A dog’s ears are more sensitive than humans’ so they can pick up on more sounds, which is why softer tunes make them feel more at ease.

Webb said that rap and hip-hop are “not good for dogs” because it often moves faster than classical or reggae, which have the same rhythm as a dog’s heartbeat. Generally, she said, music that appeases canines the most has a similar or slower beat than a dog’s heart rate, which is around 80 to 120 beats per minute.

Most rap falls outside those parameters with about 140 beats per minute, she said. But some Drake songs, like his older hits “Find Your Love” and “Hold On, We’re Going Home” would be fine for dogs because of their slower tempo.

Scroll through Spotify and you’ll see playlist after playlist for your canine, including collections for road trips with your pup, or when you’re trying to calm them down. The production company RelaxMyDog has been producing music for dogs since 2011 to improve mental health among dogs who are having a rough — or ruff — time. Through user feedback, the company found that certain genres and sounds appealed to dogs, according to The Guardian.

The findings aren’t far off from what the Scottish SPCA and the University of Glasgow found in a 2017 study — classical music interested dogs, but they often become bored of the genre. Reggae and soft rock music reduced stress, barking habits and heart rates among our furry friends, the research found.

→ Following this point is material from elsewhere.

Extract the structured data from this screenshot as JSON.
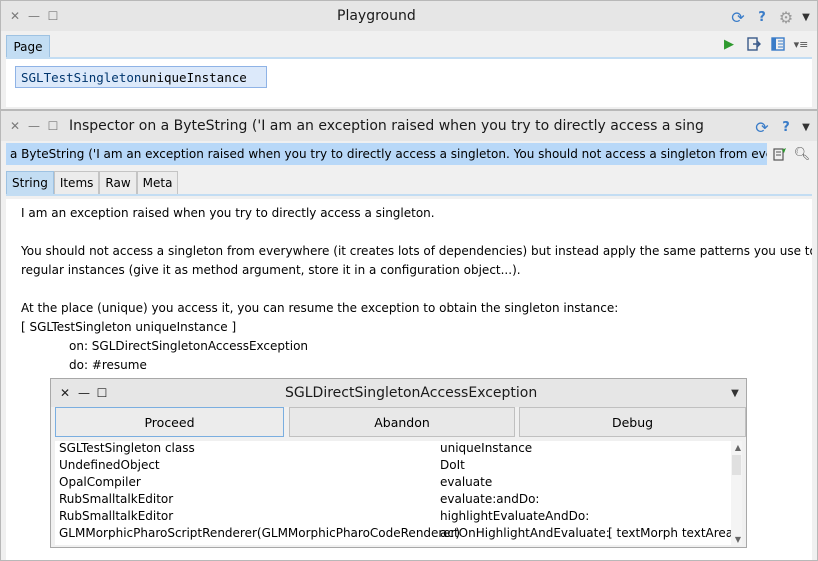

Similarly, a January 2023 study found dogs feel calmer after classical music, too, as their breathing slowed and they were less likely to pace around after hearing it. But heavy metal — with its slashing guitar vibrations and grungy lyrics — doesn’t do the same. In fact, other research suggests that short notes played in quick succession (like you might hear in metal or rap songs) inspired dogs to move more, whereas softer tones made dogs fall asleep.

At the end of the day, dogs will adjust to your interests and listening habits, experts said. Your favorite song becomes normal for your pup when it’s played over and over again.

“They feed off us and respond to us,” said Kristi Flynn, assistant professor for the University of Minnesota’s department of veterinary clinical sciences. “If we’re just comfortable and listening to the music we like, where life is good and everybody’s happy, then they’re happy and comfortable as well.”

That’s because dogs try to reflect human behavior and mimic a person’s emotions, said Jennifer Skiff, the director of the international programs for the anti-animal cruelty group Animal Wellness Action who produced a CD for dogs called, “The Divinity of Dogs: Music to Calm Dogs and the People Who Love Them.”

So there’s potential for dogs and puppies everywhere to enjoy Drake’s new album (assuming, of course, that you do as well), Skiff said.

“If Drake comes out with something that is melodic and creates happiness, then it’s probably going to be happiness for everyone in the family,” she said. “If you’re jumping up and down and moving to the groove, the dog probably will too.”